We'll be extraordinarily lucky if it does.
Might I just add one or two thoughts?
There is still - thirty years after - some tendency to blame the "oil shock" of 1973 for the inflationary and other problems of the period.
That is of course a nonsense. The 1973 oil crisis did not make things any better. On the contrary, it accentuated our problems. But our problems with inflation, stability, growth had started at least four years before. They were well into their stride before the oil crisis hit the fan.
The other thing is that, for thirty years, economic theory and policy have consisted largely of a succession of catch-cries.
We've had money-supply and supplyside, the free market and privatisation, free trade and globalisation....
There is no need to condemn the ideas behind the catchcries completely and unequivocally.
For example, the idea that some nationalised industries or activities should be "privatised" could make sense. A trend to nationalise just about everything - if it existed - needed to be stopped before the obvious advantages of a robust private-enterprise system were destroyed.
But weak minds always grab hold of a simple idea and race off recklessly with it.
Once the idea of "privatisation" got some currency, every weak mind grabbed hold of it - and the strong-minded anti-Keynesians saw the glittering gains that it could mean for them.
Privatisation became a cult and has reinforced the other features that have bred instability, low growth, inequality and the rest.
In the world's number one economy - at the moment number one; others are catching up - a particular danger has arisen from privatisation of security and defence-related industries. So the wheel is perhaps coming full circle. From the threat that nationalisation would convert a private-enterprise economy into a centrally controlled, socialist economy, we are now reaching to the point at which a too-private economy might be or is already being transformed into a corporate/fascist economy - and a fascist political and strategic system.

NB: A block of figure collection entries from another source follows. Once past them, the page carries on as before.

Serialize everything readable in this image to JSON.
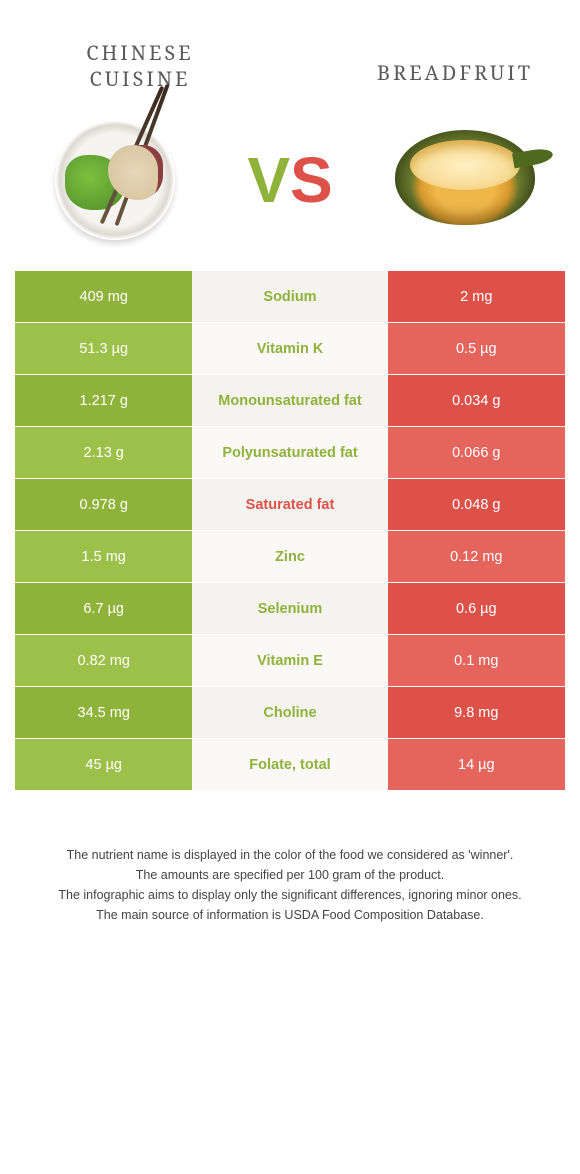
{
  "colors": {
    "leftFood": "#8fb23b",
    "rightFood": "#de5149",
    "leftFoodAlt": "#9cc04a",
    "rightFoodAlt": "#e5645c",
    "midBg": "#f4f3f0",
    "midBgAlt": "#faf9f7"
  },
  "header": {
    "leftTitle": "Chinese cuisine",
    "rightTitle": "Breadfruit"
  },
  "table": {
    "rows": [
      {
        "left": "409 mg",
        "label": "Sodium",
        "right": "2 mg",
        "winner": "left"
      },
      {
        "left": "51.3 µg",
        "label": "Vitamin K",
        "right": "0.5 µg",
        "winner": "left"
      },
      {
        "left": "1.217 g",
        "label": "Monounsaturated fat",
        "right": "0.034 g",
        "winner": "left"
      },
      {
        "left": "2.13 g",
        "label": "Polyunsaturated fat",
        "right": "0.066 g",
        "winner": "left"
      },
      {
        "left": "0.978 g",
        "label": "Saturated fat",
        "right": "0.048 g",
        "winner": "right"
      },
      {
        "left": "1.5 mg",
        "label": "Zinc",
        "right": "0.12 mg",
        "winner": "left"
      },
      {
        "left": "6.7 µg",
        "label": "Selenium",
        "right": "0.6 µg",
        "winner": "left"
      },
      {
        "left": "0.82 mg",
        "label": "Vitamin E",
        "right": "0.1 mg",
        "winner": "left"
      },
      {
        "left": "34.5 mg",
        "label": "Choline",
        "right": "9.8 mg",
        "winner": "left"
      },
      {
        "left": "45 µg",
        "label": "Folate, total",
        "right": "14 µg",
        "winner": "left"
      }
    ]
  },
  "notes": [
    "The nutrient name is displayed in the color of the food we considered as 'winner'.",
    "The amounts are specified per 100 gram of the product.",
    "The infographic aims to display only the significant differences, ignoring minor ones.",
    "The main source of information is USDA Food Composition Database."
  ]
}
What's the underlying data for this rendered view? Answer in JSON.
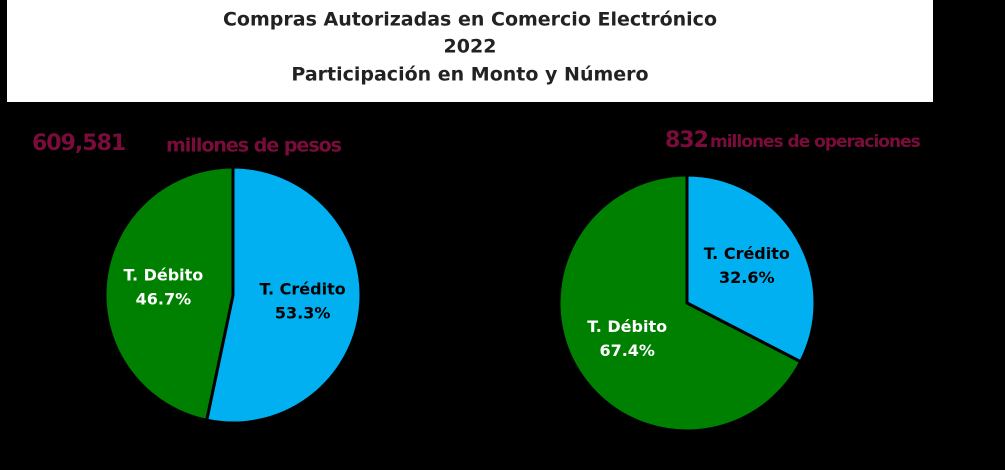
{
  "header": {
    "lines": [
      "Compras Autorizadas en Comercio Electrónico",
      "2022",
      "Participación en Monto y Número"
    ]
  },
  "chart_data": [
    {
      "type": "pie",
      "total": "609,581",
      "unit": "millones de pesos",
      "categories": [
        "T. Crédito",
        "T. Débito"
      ],
      "values": [
        53.3,
        46.7
      ],
      "value_labels": [
        "53.3%",
        "46.7%"
      ],
      "colors": [
        "#00b0f0",
        "#008000"
      ]
    },
    {
      "type": "pie",
      "total": "832",
      "unit": "millones de operaciones",
      "categories": [
        "T. Crédito",
        "T. Débito"
      ],
      "values": [
        32.6,
        67.4
      ],
      "value_labels": [
        "32.6%",
        "67.4%"
      ],
      "colors": [
        "#00b0f0",
        "#008000"
      ]
    }
  ]
}
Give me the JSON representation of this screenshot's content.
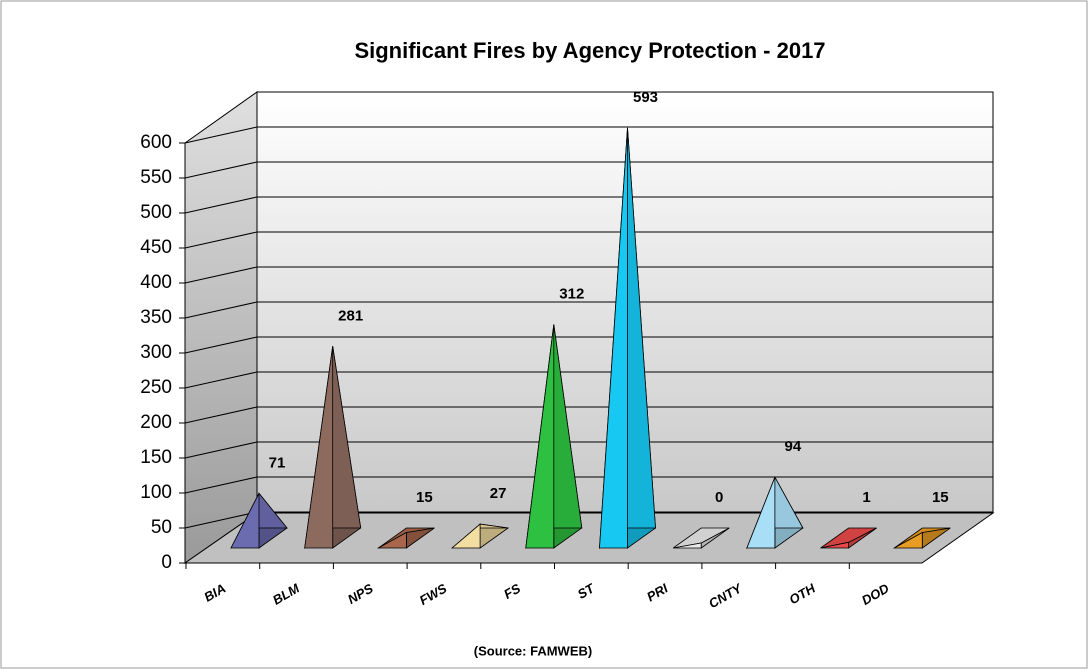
{
  "chart_data": {
    "type": "pyramid3d",
    "title": "Significant Fires by Agency Protection - 2017",
    "categories": [
      "BIA",
      "BLM",
      "NPS",
      "FWS",
      "FS",
      "ST",
      "PRI",
      "CNTY",
      "OTH",
      "DOD"
    ],
    "values": [
      71,
      281,
      15,
      27,
      312,
      593,
      0,
      94,
      1,
      15
    ],
    "colors": [
      "#6b6bb0",
      "#8c6a5e",
      "#a8674c",
      "#f2dea0",
      "#2ec040",
      "#16c8f2",
      "#e8e8e8",
      "#a8def6",
      "#e84a4a",
      "#e89c22"
    ],
    "ylim": [
      0,
      600
    ],
    "yticks": [
      0,
      50,
      100,
      150,
      200,
      250,
      300,
      350,
      400,
      450,
      500,
      550,
      600
    ],
    "grid": true,
    "note": "(Source: FAMWEB)"
  }
}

The catchcry of "no new taxes" expressed so succinctly and with such worldwide impact by George Bush senior, preceded him in the "Voodoo economics" - as Bush himself called it - of the supplysiders and Reagan. Again, there was an element of validity in the concept of reinforcing the supplyside; but it got hopelessly distorted in the way it was implemented. Instead of leading us back to a well-managed Keynesianism, it led us into the financial instabilities that are becoming increasingly apparent in the second Bush Administration.

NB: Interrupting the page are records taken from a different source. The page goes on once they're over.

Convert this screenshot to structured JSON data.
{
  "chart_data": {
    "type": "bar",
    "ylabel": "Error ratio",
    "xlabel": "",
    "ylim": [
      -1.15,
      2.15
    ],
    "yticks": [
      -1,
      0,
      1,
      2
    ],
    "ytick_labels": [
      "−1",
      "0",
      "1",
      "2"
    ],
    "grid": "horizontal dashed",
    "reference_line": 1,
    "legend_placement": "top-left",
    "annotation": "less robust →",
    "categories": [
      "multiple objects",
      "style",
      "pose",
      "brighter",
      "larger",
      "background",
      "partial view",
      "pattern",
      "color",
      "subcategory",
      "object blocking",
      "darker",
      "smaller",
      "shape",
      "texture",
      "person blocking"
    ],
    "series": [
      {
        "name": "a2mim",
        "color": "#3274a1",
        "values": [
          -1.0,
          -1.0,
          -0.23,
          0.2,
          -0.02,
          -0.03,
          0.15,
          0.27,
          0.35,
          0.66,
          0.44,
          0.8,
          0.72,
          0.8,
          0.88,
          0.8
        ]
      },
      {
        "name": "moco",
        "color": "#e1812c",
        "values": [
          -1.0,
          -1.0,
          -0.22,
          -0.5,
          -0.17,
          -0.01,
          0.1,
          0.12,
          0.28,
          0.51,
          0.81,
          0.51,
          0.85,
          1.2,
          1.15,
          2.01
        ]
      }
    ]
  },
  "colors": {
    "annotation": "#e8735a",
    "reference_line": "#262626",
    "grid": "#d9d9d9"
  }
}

So we come back to the question, "What was wrong with the old ways of the 'Keynesians'?"
The answer is that their ways were, in practice and with proof over a quarter of a century, the best that we managed to find during the twentieth century. They lifted us out of the despair of the 1930s after fighting a war that was, in part at least, a product of that despair.
However, like all systems or policies or whatever, they themselves brought about changes of an economic, social and political kind that, after a period, called for modifications. If we want to be precise, that point was reached round about 1969.
The fundamentals of Keynesianism remained valid; what was needed was to adapt them to the new circumstances they had created.
Now, after thirty years of wandering in the wilderness, we still need what would be, fundamentally, Keynesian approaches and Keynesian policies. They would be based, essentially, on the same means of promoting and maintaining investment, productivity and production, as those we depended on in the 1945-70 period. However, we would need to implement those policies in the light of the economic and financial, social, political and strategic situation as it exists right now in 2004.
We should not look for another catchcry - Keynesianism instead of monetarism or privatisation or globalisation, but a rounded consideration of what economic policies are needed to give us stability and growth - prosperity and more equality - a planet at peace that looks wisely at its own health and those who are sustained by it.
This is not an impossible task; but, for thirty years and more, we have been impossibly inept at going about it.